The prices mentioned for import should be regarded as even less indicative. Because this market for fuel wood imports is new and unexplored, accurate estimates are lacking. Moreover, prediction of price development is very speculative not only as a result of potential economic development in some countries, but also as a result of possible market dynamics. The price for the final category of biomass, energy crops, is determined by the application of currently existing subsidies for agricultural or forestry practices.
The distinction in biomass categories is also important with regard to the costs for logistics. The costs for transportation given in Table 3 are based on a feasibility study for a 30 MW gasification combined-cycle facility. Transportation of biomass from foreign countries is primarily determined by costs for loading and unloading, and harbor facilities. Sailing distance plays a minor part. Biomass pretreatment consists mainly of drying and size reduction. The report assumes that drying is included in the price for biomass. The costs for size reduction in Table 3 are based on the same feasibility study. When biomass is co-combusted in a coal-fired power plant, the costs for size reduction are assumed to double because the biomass has to be pulverized like coal.

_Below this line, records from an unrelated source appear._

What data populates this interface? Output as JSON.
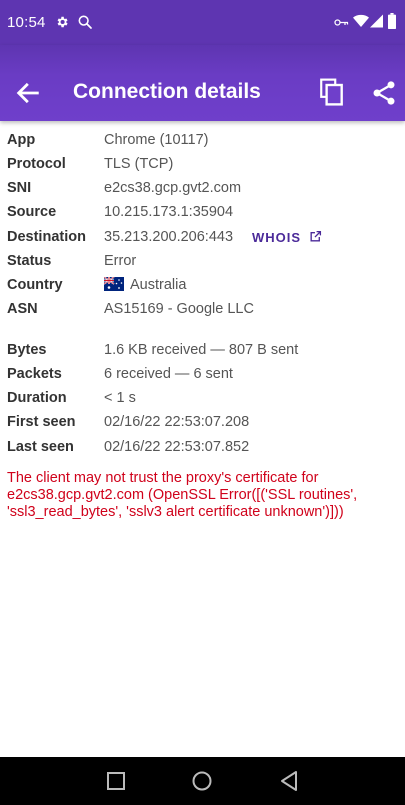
{
  "status_bar": {
    "time": "10:54"
  },
  "app_bar": {
    "title": "Connection details"
  },
  "details": [
    {
      "label": "App",
      "value": "Chrome (10117)"
    },
    {
      "label": "Protocol",
      "value": "TLS (TCP)"
    },
    {
      "label": "SNI",
      "value": "e2cs38.gcp.gvt2.com"
    },
    {
      "label": "Source",
      "value": "10.215.173.1:35904"
    },
    {
      "label": "Destination",
      "value": "35.213.200.206:443"
    },
    {
      "label": "Status",
      "value": "Error"
    },
    {
      "label": "Country",
      "value": "Australia"
    },
    {
      "label": "ASN",
      "value": "AS15169 - Google LLC"
    }
  ],
  "whois_label": "WHOIS",
  "stats": [
    {
      "label": "Bytes",
      "value": "1.6 KB received — 807 B sent"
    },
    {
      "label": "Packets",
      "value": "6 received — 6 sent"
    },
    {
      "label": "Duration",
      "value": "< 1 s"
    },
    {
      "label": "First seen",
      "value": "02/16/22 22:53:07.208"
    },
    {
      "label": "Last seen",
      "value": "02/16/22 22:53:07.852"
    }
  ],
  "error_message": "The client may not trust the proxy's certificate for e2cs38.gcp.gvt2.com (OpenSSL Error([('SSL routines', 'ssl3_read_bytes', 'sslv3 alert certificate unknown')]))",
  "colors": {
    "primary": "#6f3fcb",
    "error": "#d0021b",
    "whois": "#4b2a99"
  }
}
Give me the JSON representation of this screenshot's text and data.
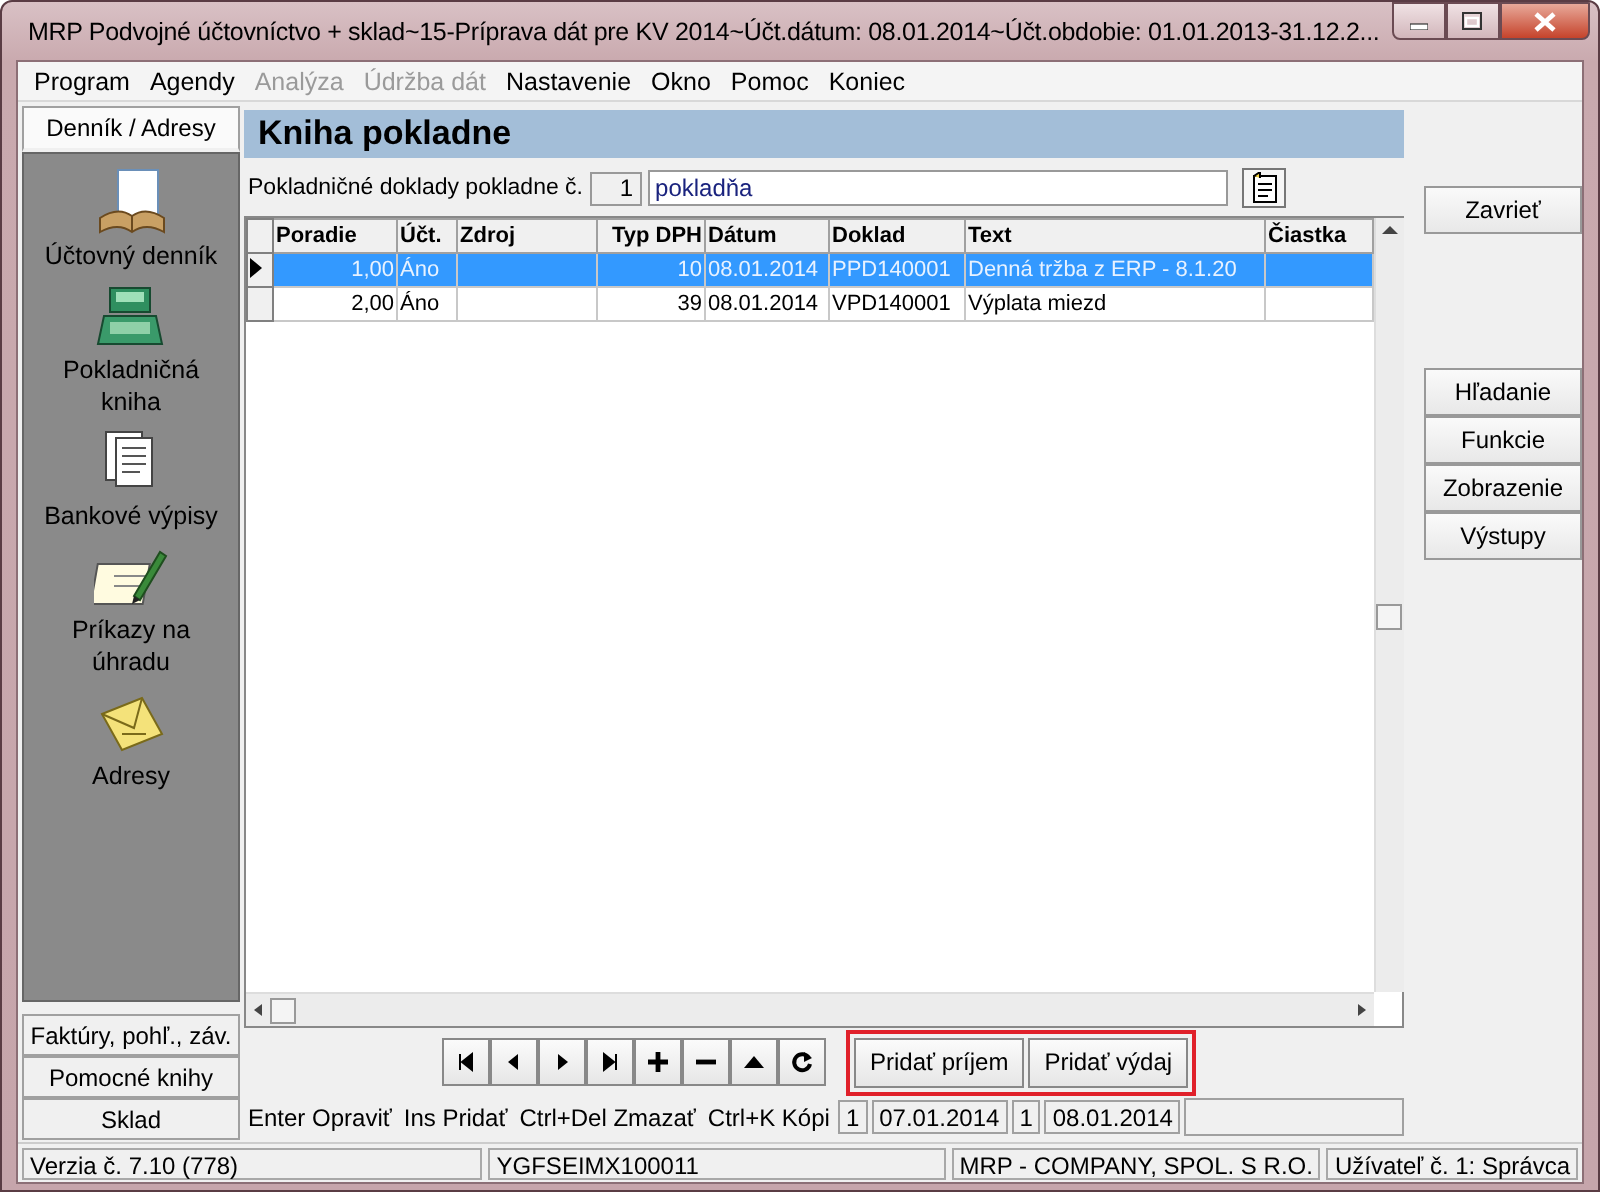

The fixed costs for power generation facilities are based on specific investment costs and net electric efficiencies (Table 1). In the case of co-combustion, fixed costs for existing coal or natural gas facilities are added to the electricity production costs for specific biomass facilities. The fixed costs for electricity generation on biomass contribute considerably to the overall electricity production costs. Reduction of this part can be obtained by economy of scale or through replication of the used technologies. Figure 1 gives an impression of the range in electricity production costs for stand-alone facilities and for co-combustion for the three biomass categories. The horizontal lines in the figure represent the current grid sale price (lower line) and an allowance related to an energy taxation for which renewable energy is exempted (upper line). The report concludes that co-combustion of organic residues and the operation of small-scale, stand-alone facilities for electricity generation using organic residues are realistic options, and after 2000, large-scale import of fuel wood for electricity generation seems economically feasible.
How to proceed
Although the report indicates that large-scale biomass to energy is currently not economically feasible, the committee recognized this renewable energy option has the potential to play a significant role in a future sustainable energy supply system. Based on the analysis and the identified bottlenecks, the committee formulated actions regarded as solution headlines. The first group of actions aims to improve conditions set by the government. This can be improvements in either economic conditions or regulations. The committee also identified research and development needs which apply to the biomass supply and to technological improvements. Finally, in regard to market introduction, the committee identified the need for certain feasibility studies, pilot plants and demonstration projects.